First and foremost, we are followers of the Lord Jesus Christ! I am serving a Southern Baptist congregation for Christ’s glory, and I am happy to serve in kingdom work alongside a Methodist, a Presbyterian, an Anglican, or a “non-denom” for the expansion of Christ’s glorious gospel. In a profound and eternal sense, every follower of Christ – regardless of denominational heritage or practice – is “in it” with every other follower of Christ. It is not about us, or about our individual traditions. It is only about Jesus.
That is why I often speak about us as “evangelicals” or “evangelical Christians” or “evangelical believers.” I have always liked the word “evangelical” because it reminds me of the multidenominational environment in which I came to know Christ. By that I mean that God used men and women from several denominational stripes to plant the seeds of the gospel in my heart.

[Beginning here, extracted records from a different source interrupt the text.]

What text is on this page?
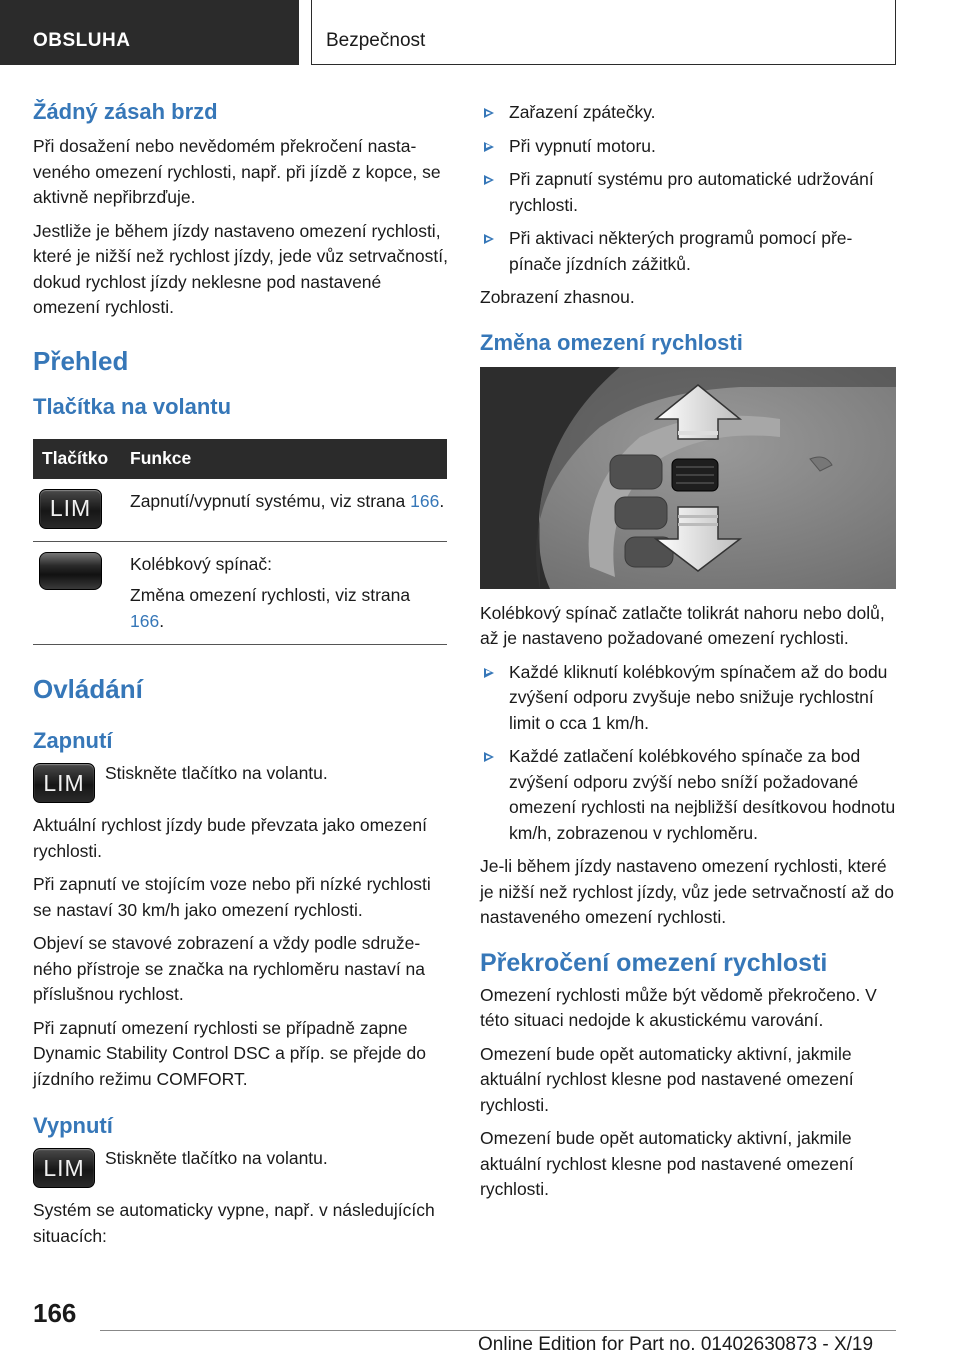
OBSLUHA	Bezpečnost
Žádný zásah brzd

Při dosažení nebo nevědomém překročení nastaveného omezení rychlosti, např. při jízdě z kopce, se aktivně nepřibrzďuje.

Jestliže je během jízdy nastaveno omezení rychlosti, které je nižší než rychlost jízdy, jede vůz setrvačností, dokud rychlost jízdy neklesne pod nastavené omezení rychlosti.

Přehled
Tlačítka na volantu
Tlačítko	Funkce
LIM	Zapnutí/vypnutí systému, viz strana 166.

	Kolébkový spínač:

Změna omezení rychlosti, viz strana 166.

Ovládání
Zapnutí
LIM	Stiskněte tlačítko na volantu.

Aktuální rychlost jízdy bude převzata jako omezení rychlosti.

Při zapnutí ve stojícím voze nebo při nízké rychlosti se nastaví 30 km/h jako omezení rychlosti.

Objeví se stavové zobrazení a vždy podle sdruženého přístroje se značka na rychloměru nastaví na příslušnou rychlost.

Při zapnutí omezení rychlosti se případně zapne Dynamic Stability Control DSC a příp. se přejde do jízdního režimu COMFORT.

Vypnutí
LIM	Stiskněte tlačítko na volantu.

Systém se automaticky vypne, např. v následujících situacích:

Zařazení zpátečky.
Při vypnutí motoru.
Při zapnutí systému pro automatické udržování rychlosti.
Při aktivaci některých programů pomocí přepínače jízdních zážitků.

Zobrazení zhasnou.

Změna omezení rychlosti

Kolébkový spínač zatlačte tolikrát nahoru nebo dolů, až je nastaveno požadované omezení rychlosti.

Každé kliknutí kolébkovým spínačem až do bodu zvýšení odporu zvyšuje nebo snižuje rychlostní limit o cca 1 km/h.
Každé zatlačení kolébkového spínače za bod zvýšení odporu zvýší nebo sníží požadované omezení rychlosti na nejbližší desítkovou hodnotu km/h, zobrazenou v rychloměru.

Je-li během jízdy nastaveno omezení rychlosti, které je nižší než rychlost jízdy, vůz jede setrvačností až do nastaveného omezení rychlosti.

Překročení omezení rychlosti

Omezení rychlosti může být vědomě překročeno. V této situaci nedojde k akustickému varování.

Omezení bude opět automaticky aktivní, jakmile aktuální rychlost klesne pod nastavené omezení rychlosti.

Omezení bude opět automaticky aktivní, jakmile aktuální rychlost klesne pod nastavené omezení rychlosti.

166
Online Edition for Part no. 01402630873 - X/19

In recent days, I have been disturbed by the widespread cultural (and media) use of the term “evangelical” to refer to anyone (and everyone) who self-identifies as such. That careless use of language is very dangerous and wrong-headed in my humble opinion. “Evangelical” means something. “Evangelical” does not mean whatever anyone wants it to mean. “Evangelical” rightly refers only to a person who “contends for the faith that was once for all delivered to the saints” (Jude 3).
“Evangelical” has nothing to do with being American. “Evangelical” has nothing to do with political affiliation. “Evangelical” is not a social classification. “Evangelical” is not a cultural trend.
If you would allow me, I would like to do something that I’ve never done before. I would like to define “evangelical,” which as a word is traced to the Greek for “good news.”
An evangelical is someone who believes that Christianity is a matter of whole-life transformation. It is more than a creed. It is an agreement with Jesus that we must be born again (converted to Christ). That we need, as a free gift from God (that’s why we call it “amazing grace”), a new heart and a new mind. That we must be spiritually regenerated. And that, following that born-again experience (whether or not one remembers the moment), the life which follows is radically changed (and radically being changed between now and heaven).
An evangelical believes the Bible. He or she has a high view of Scripture, and regards all Scripture as our ultimate authority. No other authority or opinion even comes close.
An evangelical is centered on the substitutionary sacrifice of Jesus Christ on the cross at Calvary. Christ’s life, death, and resurrection are matters of historical fact and eternal significance. No redemption of humanity is possible without, or apart from, the cross. (By definition, then, any person who denies that Jesus is God – and this includes all the pseudo-Christian cults – cannot possibly be an evangelical.)
An evangelical is committed to the gospel as a lifestyle. If we belong to Christ, we live for Christ. His power in us motivates us to love and serve a lost and dying world. In the pursuit of Christ’s glory – in and through radically transformed lives, families, churches, communities, and nations – we are undaunted in passionate joy.
We are evangelicals. This is entirely good news.